Quando Luca Guadagnino ha deciso di affrontare il remake di Suspiria il cult horror di Dario Argento del 1977, sapeva di entrare in un territorio minato. Il regista italiano, reduce dal successo di Chiamami col tuo nome ha scelto di non replicare semplicemente l’originale, ma di creare qualcosa di radicalmente diverso.

Il risultato è un film che ha scatenato reazioni contrastanti: alcuni lo definiscono un capolavoro visionario, altri un esperimento pretenzioso e lento.

Il nuovo Suspiria ci trasporta nella Berlino dell’autunno 1977, in piena Guerra Fredda. Qui conosciamo Susie Bannion interpretata da Dakota Johnson una giovane americana che arriva nella capitale tedesca con il sogno di entrare nella prestigiosa Markos Dance Academy. Nonostante l’assenza di formazione professionale o raccomandazioni, Susie riesce a impressionare la direttrice della compagnia, Madame Blanc magistralmente interpretata da Tilda Swinton.

Un’intreccio di horror e storia

La sceneggiatura di David Kajganich intreccia elementi di horror soprannaturale con eventi storici reali, in particolare l’instabilità sociale della Germania durante la Guerra Fredda. Questo approccio crea una stratificazione tematica che alcuni spettatori trovano arricchente, mentre altri la percepiscono come un appesantimento narrativo. Il film si sviluppa nell’arco di sei atti più un epilogo, per una durata complessiva considerevole che mette alla prova la pazienza di chi si aspetta ritmi più serrati.

Il contrasto tra matriarcato e società patriarcale

Uno degli aspetti più riusciti di Suspiria è il contrasto tra il matriarcato sinistro ma potente che governa l’accademia e la società patriarcale autodistruttiva che la circonda. Guadagnino costruisce questa opposizione con attenzione, creando un’allegoria sociopolitica che parla di potere, identità e indipendenza femminile in modi che vanno ben oltre la superficie del genere horror.

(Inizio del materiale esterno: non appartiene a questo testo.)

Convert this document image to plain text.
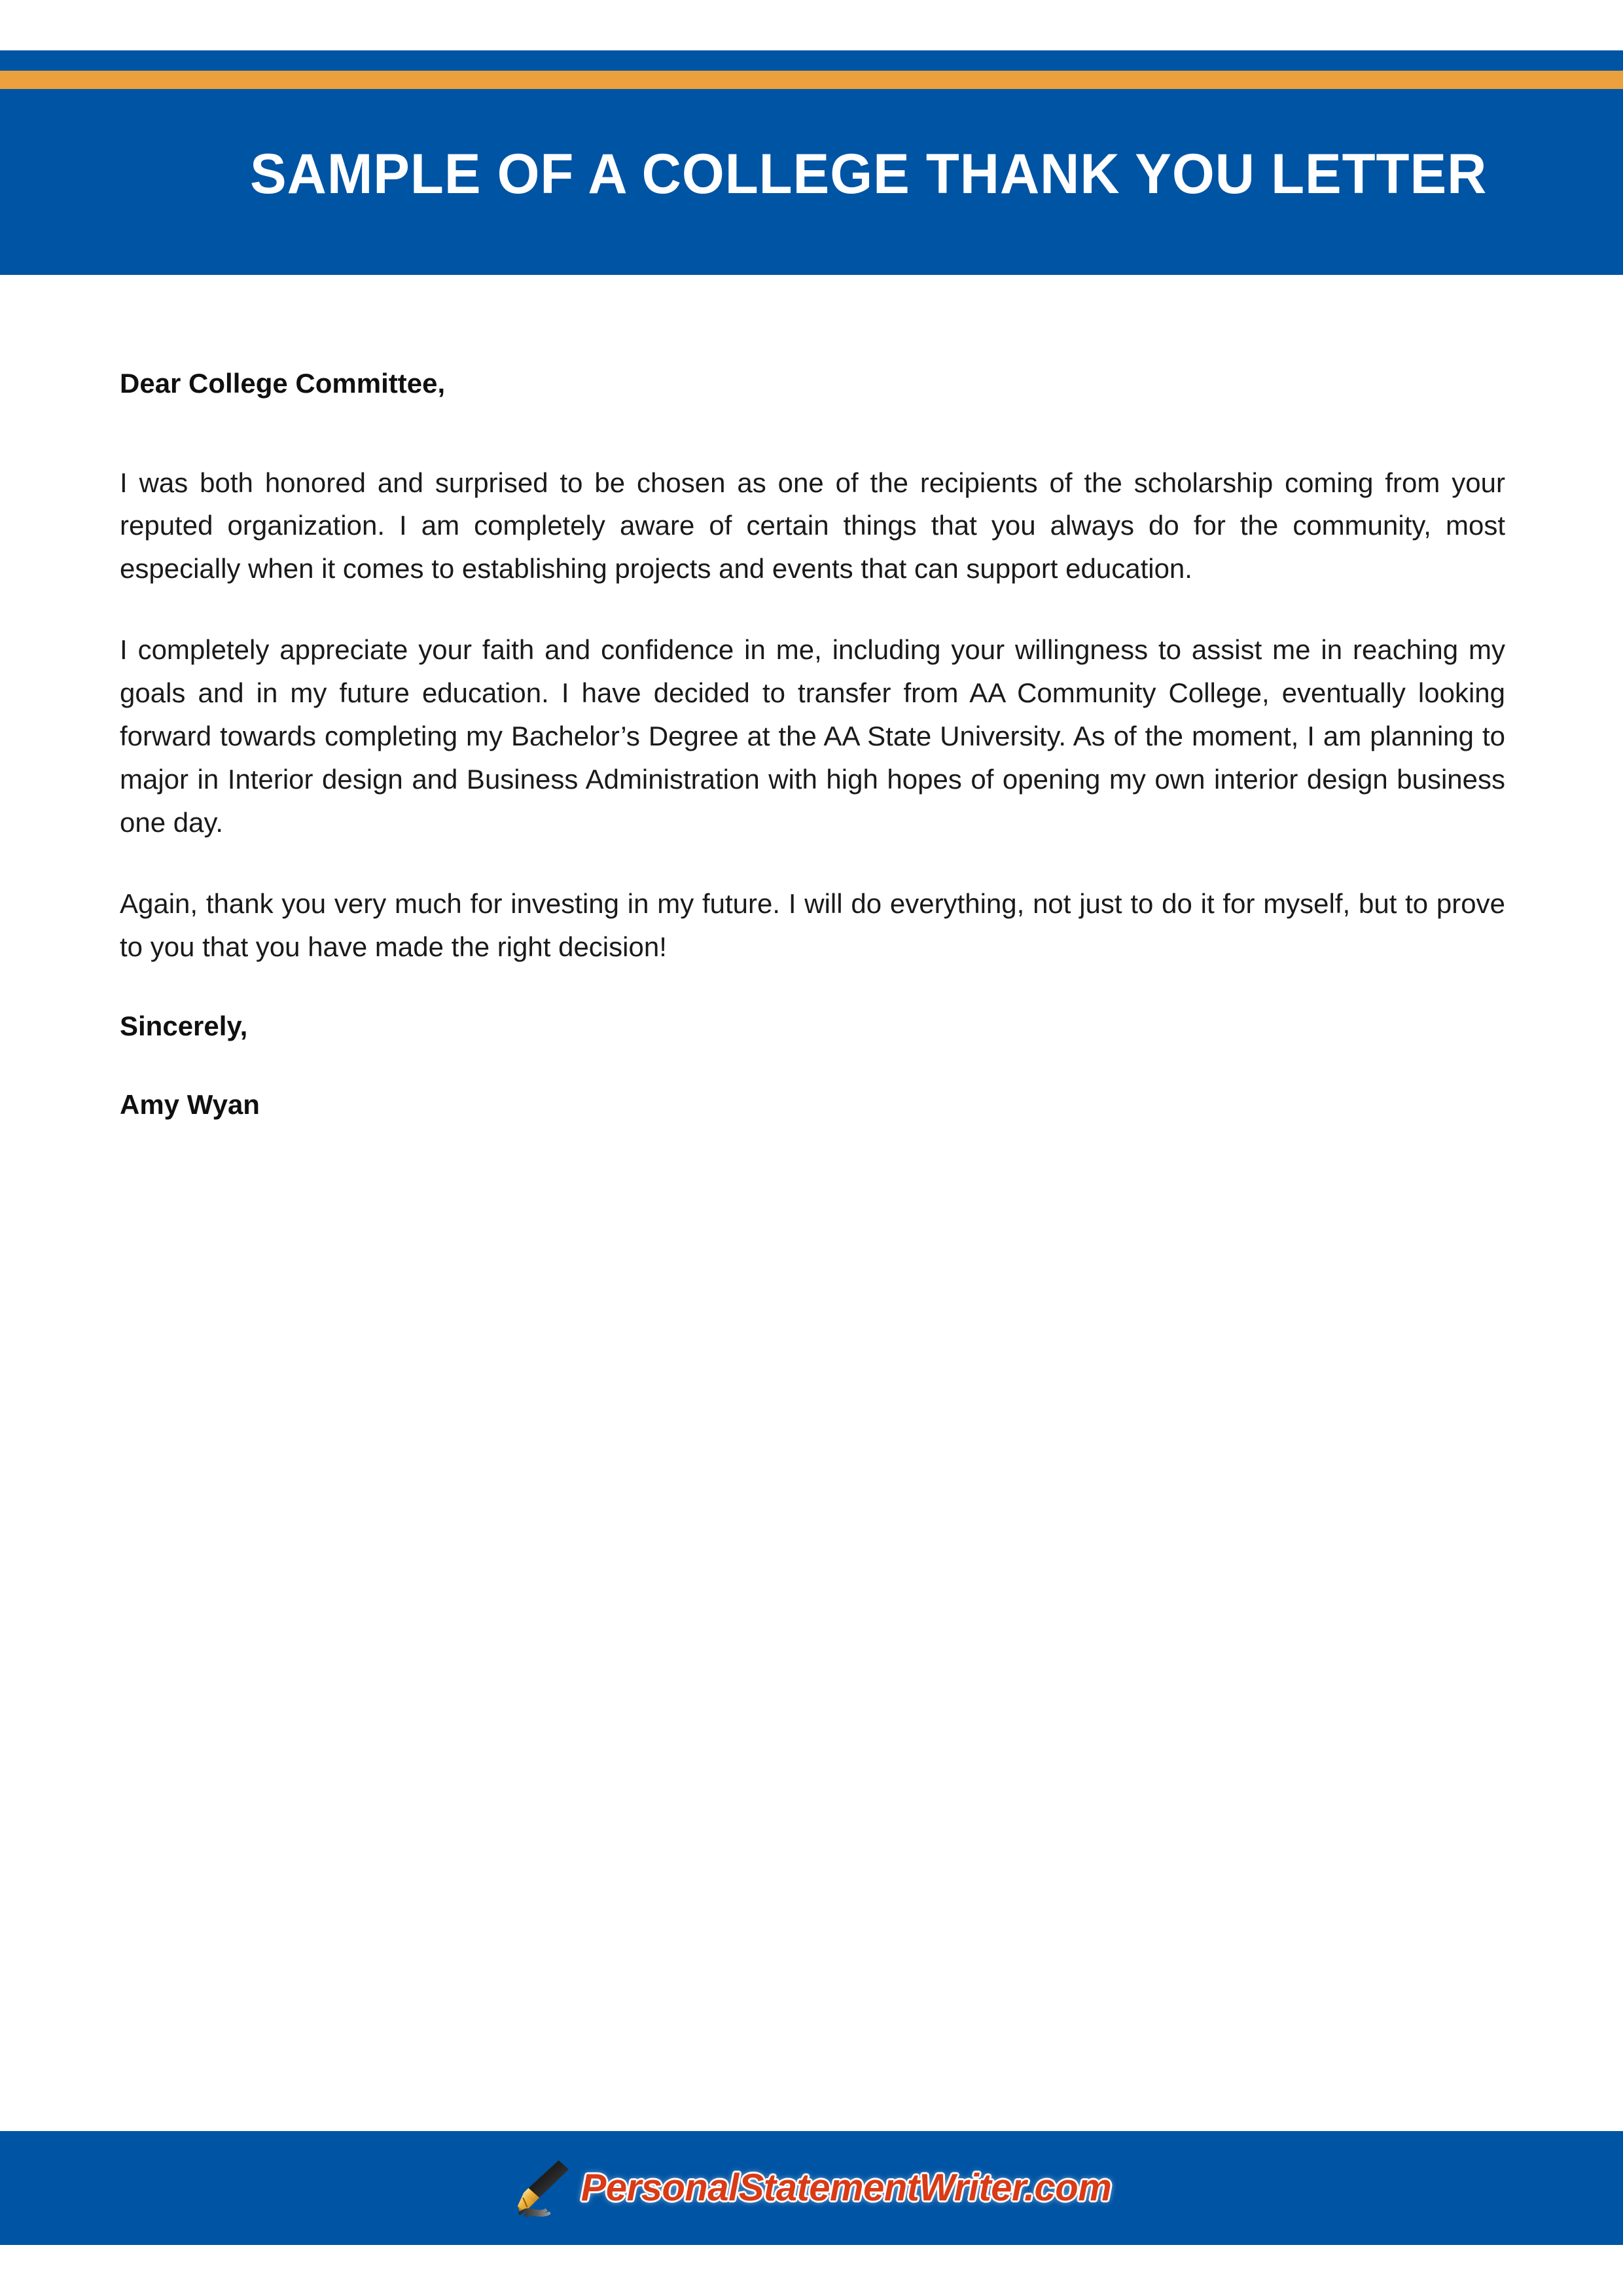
SAMPLE OF A COLLEGE THANK YOU LETTER

Dear College Committee,

I was both honored and surprised to be chosen as one of the recipients of the scholarship coming from your reputed organization. I am completely aware of certain things that you always do for the community, most especially when it comes to establishing projects and events that can support education.

I completely appreciate your faith and confidence in me, including your willingness to assist me in reaching my goals and in my future education. I have decided to transfer from AA Community College, eventually looking forward towards completing my Bachelor’s Degree at the AA State University. As of the moment, I am planning to major in Interior design and Business Administration with high hopes of opening my own interior design business one day.

Again, thank you very much for investing in my future. I will do everything, not just to do it for myself, but to prove to you that you have made the right decision!

Sincerely,

Amy Wyan

PersonalStatementWriter.com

Un’atmosfera inquietante e un finale macabro

Il film eccelle nella costruzione dell’atmosfera. La fotografia di Sayombhu Mukdeeprom utilizza una palette depressa e una texture granulosa che conferiscono al film un aspetto malinconico e opprimente. Per lunghi tratti, Suspiria mantiene un senso di inquietudine palpabile, un disagio sotterraneo che serpeggia sotto ogni scena. Ma quando decide di diventare esplicito, il film non risparmia nulla.

La polarizzazione nella ricezione critica di Suspiria deriva in larga parte dalla visione senza compromessi di Guadagnino. Il film è sovraccarico nelle sue ambizioni tematiche, il che porta alcuni a trovarlo lento e pretenzioso, mentre altri lo considerano affascinante e coraggioso nel suo approccio narrativo dilatato. Ma c’è un punto su cui praticamente tutti concordano: questo Suspiria è un vero e proprio re-imagining, lontanissimo dall’originale di Argento con i suoi colori Technicolor sgargianti e la violenza grafica altamente stilizzata.

Suspiria è chiaramente un progetto personale per il suo regista, un’opera che lascia molto su cui riflettere: dai temi alle scelte stilistiche, dagli elementi visivi a quelli sonori che Guadagnino porta sul tavolo. Chi è disposto a seguire Susie nel suo viaggio e a darsi alla danza, come suggerisce il film stesso, troverà un’esperienza cinematografica che non dimenticherà facilmente. Gli altri potrebbero uscire dalla sala sconcertati, persino infastiditi. Ma l’indifferenza, questo è certo, non è un’opzione.